When the museum opened in 2002, they had about 21 carriages donated by a local private collector named Gary Dennis, whose grandfather founded the Dennis Company in coastal southwest Washington.
The museum’s collection has now grown to 57 carefully restored horse-drawn vehicles. Bowman, the museum curator, and his wife Laurie, the executive director, are still adding to it.
“Fifty-eight and 59 are in my shop being worked on right now,” he said.
Although its name references “carriages,” the museum includes other late 19th-century and early 20th-century horse-drawn vehicles, such as buggies, wagons and sleighs. The oldest carriage in the museum is from 1840.
For the purpose of his presentation, Bowman said, “we’re going to all step back in time.” In 1895, the average salary was about $400 per year.
Families could buy a nice buggy for about $40 and a horse cost about $7 or $8.
Currently, based on the research Bowman could find, there are somewhere near 5 million horses in the United States compared to the human population of roughly 329 million. In 1895, there were about 25 million horses in the United States, compared to about 63 million residents, and the horse population peaked in 1903 with approximately 33 million horses.
“The ratio of people to horses was quite significant,” he said. “Those horses pulled a variety of types of carriages.”
He showed pictures and gave descriptions of several examples that are part of the museum’s collection, such as a C-spring Victoria, which was used in the movie “The Little Princess” featuring Shirley Temple, and a Shelbourne Landau, which was used in the classic 1939 film “Gone with the Wind.”
Some of the other models and styles of vehicles include a C-spring Dress Landau, the Rolls Royce of its time; a Summer Coupe Brougham; a Turn-Under Seat Trap; a Stanhope by Studebaker, once the largest manufacturer of horse-drawn vehicles; a Henderson stagecoach; and a Austrian hearse, along with a town sleigh, road grader, fringe-top surrey, hansom cab, Amish road cart and Mitchell farm wagon.
A few of the vehicles have somewhat local connections, including a 19th-century mail cart that was used to deliver the post in Cornelius.
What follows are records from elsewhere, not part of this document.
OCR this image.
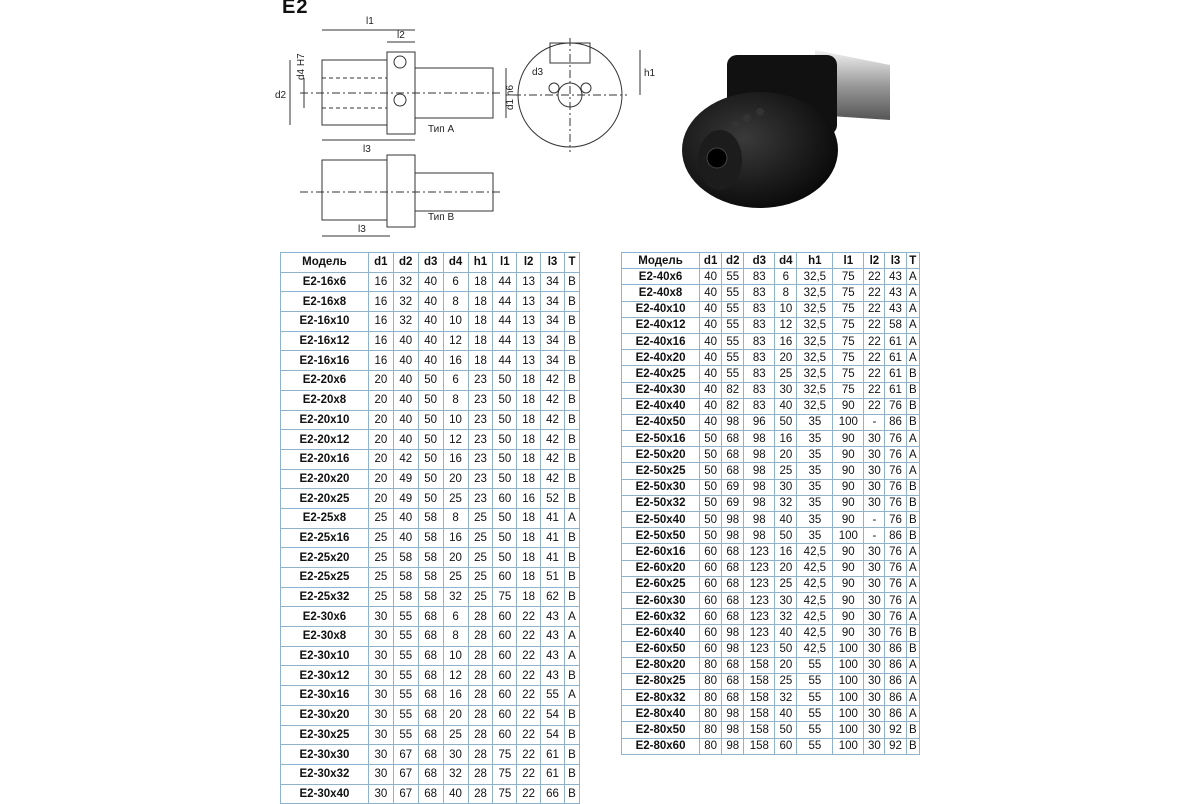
E2
l1
l2
l3
d2
d4 H7
d1 h6
d3	h1
Тип А
Тип В
l3
Модель	d1	d2	d3	d4	h1	l1	l2	l3	T
E2-16x6	16	32	40	6	18	44	13	34	B
E2-16x8	16	32	40	8	18	44	13	34	B
E2-16x10	16	32	40	10	18	44	13	34	B
E2-16x12	16	40	40	12	18	44	13	34	B
E2-16x16	16	40	40	16	18	44	13	34	B
E2-20x6	20	40	50	6	23	50	18	42	B
E2-20x8	20	40	50	8	23	50	18	42	B
E2-20x10	20	40	50	10	23	50	18	42	B
E2-20x12	20	40	50	12	23	50	18	42	B
E2-20x16	20	42	50	16	23	50	18	42	B
E2-20x20	20	49	50	20	23	50	18	42	B
E2-20x25	20	49	50	25	23	60	16	52	B
E2-25x8	25	40	58	8	25	50	18	41	A
E2-25x16	25	40	58	16	25	50	18	41	B
E2-25x20	25	58	58	20	25	50	18	41	B
E2-25x25	25	58	58	25	25	60	18	51	B
E2-25x32	25	58	58	32	25	75	18	62	B
E2-30x6	30	55	68	6	28	60	22	43	A
E2-30x8	30	55	68	8	28	60	22	43	A
E2-30x10	30	55	68	10	28	60	22	43	A
E2-30x12	30	55	68	12	28	60	22	43	B
E2-30x16	30	55	68	16	28	60	22	55	A
E2-30x20	30	55	68	20	28	60	22	54	B
E2-30x25	30	55	68	25	28	60	22	54	B
E2-30x30	30	67	68	30	28	75	22	61	B
E2-30x32	30	67	68	32	28	75	22	61	B
E2-30x40	30	67	68	40	28	75	22	66	B
Модель	d1	d2	d3	d4	h1	l1	l2	l3	T
E2-40x6	40	55	83	6	32,5	75	22	43	A
E2-40x8	40	55	83	8	32,5	75	22	43	A
E2-40x10	40	55	83	10	32,5	75	22	43	A
E2-40x12	40	55	83	12	32,5	75	22	58	A
E2-40x16	40	55	83	16	32,5	75	22	61	A
E2-40x20	40	55	83	20	32,5	75	22	61	A
E2-40x25	40	55	83	25	32,5	75	22	61	B
E2-40x30	40	82	83	30	32,5	75	22	61	B
E2-40x40	40	82	83	40	32,5	90	22	76	B
E2-40x50	40	98	96	50	35	100	-	86	B
E2-50x16	50	68	98	16	35	90	30	76	A
E2-50x20	50	68	98	20	35	90	30	76	A
E2-50x25	50	68	98	25	35	90	30	76	A
E2-50x30	50	69	98	30	35	90	30	76	B
E2-50x32	50	69	98	32	35	90	30	76	B
E2-50x40	50	98	98	40	35	90	-	76	B
E2-50x50	50	98	98	50	35	100	-	86	B
E2-60x16	60	68	123	16	42,5	90	30	76	A
E2-60x20	60	68	123	20	42,5	90	30	76	A
E2-60x25	60	68	123	25	42,5	90	30	76	A
E2-60x30	60	68	123	30	42,5	90	30	76	A
E2-60x32	60	68	123	32	42,5	90	30	76	A
E2-60x40	60	98	123	40	42,5	90	30	76	B
E2-60x50	60	98	123	50	42,5	100	30	86	B
E2-80x20	80	68	158	20	55	100	30	86	A
E2-80x25	80	68	158	25	55	100	30	86	A
E2-80x32	80	68	158	32	55	100	30	86	A
E2-80x40	80	98	158	40	55	100	30	86	A
E2-80x50	80	98	158	50	55	100	30	92	B
E2-80x60	80	98	158	60	55	100	30	92	B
For that piece, Bowman said, they did more of a conservation than a restoration, as they wanted to preserve its original appearance as much as possible.
Another horse-drawn vehicle in the museum’s collection is a Kimball town coach.
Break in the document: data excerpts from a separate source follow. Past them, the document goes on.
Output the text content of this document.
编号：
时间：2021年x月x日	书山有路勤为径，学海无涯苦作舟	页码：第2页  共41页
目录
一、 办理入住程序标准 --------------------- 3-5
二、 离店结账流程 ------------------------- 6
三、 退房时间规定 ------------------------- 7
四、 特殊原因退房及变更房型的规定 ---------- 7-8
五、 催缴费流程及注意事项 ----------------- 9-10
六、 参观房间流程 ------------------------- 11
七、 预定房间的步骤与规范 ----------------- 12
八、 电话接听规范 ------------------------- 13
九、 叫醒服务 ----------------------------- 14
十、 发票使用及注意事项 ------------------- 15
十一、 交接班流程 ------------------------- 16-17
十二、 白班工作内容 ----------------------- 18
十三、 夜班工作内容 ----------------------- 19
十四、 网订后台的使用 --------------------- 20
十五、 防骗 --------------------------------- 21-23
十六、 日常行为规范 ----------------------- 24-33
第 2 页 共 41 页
“You don’t always know the personal history of carriages,” Bowman said. “This is an exception to that.”
It is one of three coaches owned in the 1800s by Frederick Denkmann, who ran a grocery store in a small town in Illinois.
One day, the lumber mill in town went up for sale. Denkmann had a desire it but was unfortunately low on cash. His wife encouraged him to ask for an investment from her brother, a man by the name of Friedrich Weyerhäuser, or Weyerhaeuser.
Within a year, that one lumber mill became three mills, and the two men had established the Weyerhaeuser-Denkmann Lumber Company in Mississippi Valley before Weyerhäuser broke off and moved to the Pacific Northwest.
“He did pretty well for himself,” Bowman said.
In addition to the dozen of historic horse-drawn vehicles that are on display, the museum’s collection also contains a variety of artifacts and antiquities, including a Stroock blanket, coach horn, amethyst glass and period clothing. There are also an 1890s-style schoolhouse and a period wheelwright and blacksmith shop on site. The museum regularly host clubs and school groups. It is open from 10 a.m. to 4 p.m. every day, except for Thanksgiving Day and Christmas Day.